At the end of last year, the U.S. Department of Justice announced a new Corporate Enforcement Policy to guide prosecutors charged with overseeing Foreign Corrupt Practices Act (FCPA) violations. This new policy codifies, and builds on, the DOJ’s FCPA Pilot Program, which had been in place since mid-2016. Under the Pilot Program, the DOJ announced that it would consider mitigated penalties for companies that voluntarily disclosed FCPA violations, fully cooperated with the government investigation, and agreed to remediation measures. Those mitigated penalties included a reduction in penalties by 50% below the low end of the U.S. Sentencing Guidelines range, or in some cases outright declination of prosecution.

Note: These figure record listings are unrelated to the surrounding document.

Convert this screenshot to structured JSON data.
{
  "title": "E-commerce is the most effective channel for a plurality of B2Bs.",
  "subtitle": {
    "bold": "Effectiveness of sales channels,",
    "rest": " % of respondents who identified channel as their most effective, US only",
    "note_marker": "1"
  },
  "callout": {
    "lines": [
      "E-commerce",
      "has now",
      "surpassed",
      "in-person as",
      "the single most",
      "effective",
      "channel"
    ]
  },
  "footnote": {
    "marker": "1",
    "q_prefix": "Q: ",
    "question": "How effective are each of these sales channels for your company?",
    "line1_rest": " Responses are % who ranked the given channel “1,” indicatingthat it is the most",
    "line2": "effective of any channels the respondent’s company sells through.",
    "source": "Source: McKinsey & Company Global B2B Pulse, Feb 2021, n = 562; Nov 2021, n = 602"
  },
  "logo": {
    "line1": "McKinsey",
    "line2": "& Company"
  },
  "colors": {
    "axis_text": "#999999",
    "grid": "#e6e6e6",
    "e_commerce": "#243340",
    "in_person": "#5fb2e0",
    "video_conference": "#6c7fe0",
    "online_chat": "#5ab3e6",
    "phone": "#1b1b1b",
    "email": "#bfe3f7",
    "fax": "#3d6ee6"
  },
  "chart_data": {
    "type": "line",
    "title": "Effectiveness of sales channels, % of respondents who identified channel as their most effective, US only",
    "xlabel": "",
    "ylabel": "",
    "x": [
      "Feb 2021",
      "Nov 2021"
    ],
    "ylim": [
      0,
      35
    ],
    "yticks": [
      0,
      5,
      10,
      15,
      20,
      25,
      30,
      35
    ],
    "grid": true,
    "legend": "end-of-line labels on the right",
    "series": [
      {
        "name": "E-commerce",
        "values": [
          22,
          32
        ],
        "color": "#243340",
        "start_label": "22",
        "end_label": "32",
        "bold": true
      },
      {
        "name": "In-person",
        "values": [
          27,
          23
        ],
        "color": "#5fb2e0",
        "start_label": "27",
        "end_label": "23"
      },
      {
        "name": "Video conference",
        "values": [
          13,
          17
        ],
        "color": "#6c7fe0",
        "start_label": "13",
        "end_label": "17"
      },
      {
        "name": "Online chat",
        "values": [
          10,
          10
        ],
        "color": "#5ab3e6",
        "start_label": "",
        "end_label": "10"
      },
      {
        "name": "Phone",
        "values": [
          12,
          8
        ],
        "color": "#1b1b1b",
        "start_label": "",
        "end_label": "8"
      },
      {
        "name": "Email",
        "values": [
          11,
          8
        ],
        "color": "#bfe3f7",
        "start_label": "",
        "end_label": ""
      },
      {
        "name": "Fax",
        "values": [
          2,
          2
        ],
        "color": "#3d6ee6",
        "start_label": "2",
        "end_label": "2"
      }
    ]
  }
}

The new Corporate Enforcement Policy goes further, stating that when a company voluntarily self-discloses an FCPA violation, fully cooperates, and adopts timely and appropriate remediation measures (including disgorgement of any gains from the violation), there is a presumption that the DOJ will offer the company a declination, absent aggravating circumstances (such as a particularly severe offense). This presumption of a declination is stronger than the Pilot Program, which only said that the DOJ would “consider” a declination. Additionally, while Pilot Program gave prosecutors the discretion to reduce requested fines, the new policy directs prosecutors to ask for lower fines as long as companies meet the requirements noted above. The new policy also gives favorable terms even to companies that do not voluntarily disclose misconduct, so long as they later fully cooperate and implement a remediation program. For these companies, the DOJ will recommend a sentence reduction of up to 25% off of the low end of the U.S. Sentencing Guidelines. (The DOJ also recently announced that it’s expanding this beyond the FCPA, applying it also to crimes such as securities fraud.)
One way to understand the new FCPA Corporate Enforcement Policy is as a response to concerns that the U.S. government’s traditional approach to enforcing the FCPA has over-emphasized corporate settlements at the expense of prosecuting individual wrongdoers. In that sense the new policy, and the Pilot Program before it, can be seen as consistent with the Yates Memo, which declared that the DOJ would focus more on individual liability. A related but distinct justification for the new Corporate Enforcement Policy is the idea that it will improve overall FCPA enforcement by encouraging more voluntary self-disclosures. The rationale is that there are likely a large number of low-level corporate bribery cases that companies learn about but don’t report, for fear of the expected penalties. The DOJ would prefer that companies disclose these transgressions, and the Department appears to have concluded that the benefits of encouraging such disclosures outweighs concerns about reducing punishments for FCPA violations. Indeed, in justifying the new enforcement policy, U.S. Deputy Attorney General Rod Rosenstein emphasized that under the Pilot Program, the number of voluntary disclosures during the program doubled to 30.
These justifications for the new policy at first seem plausible, but they suffer from an important flaw: They overlook the impact of DOJ’s enforcement posture on corporate culture. The new policy may increase incentives for voluntary self-disclosure and post hoc remediation, but at the same time the new policy weakens incentives for companies to actively work to promote a pro-integrity corporate culture. For that reason, the new policy may end up worsening overall foreign bribery activity, even if both corporate self-disclosures and prosecutions of individuals increase.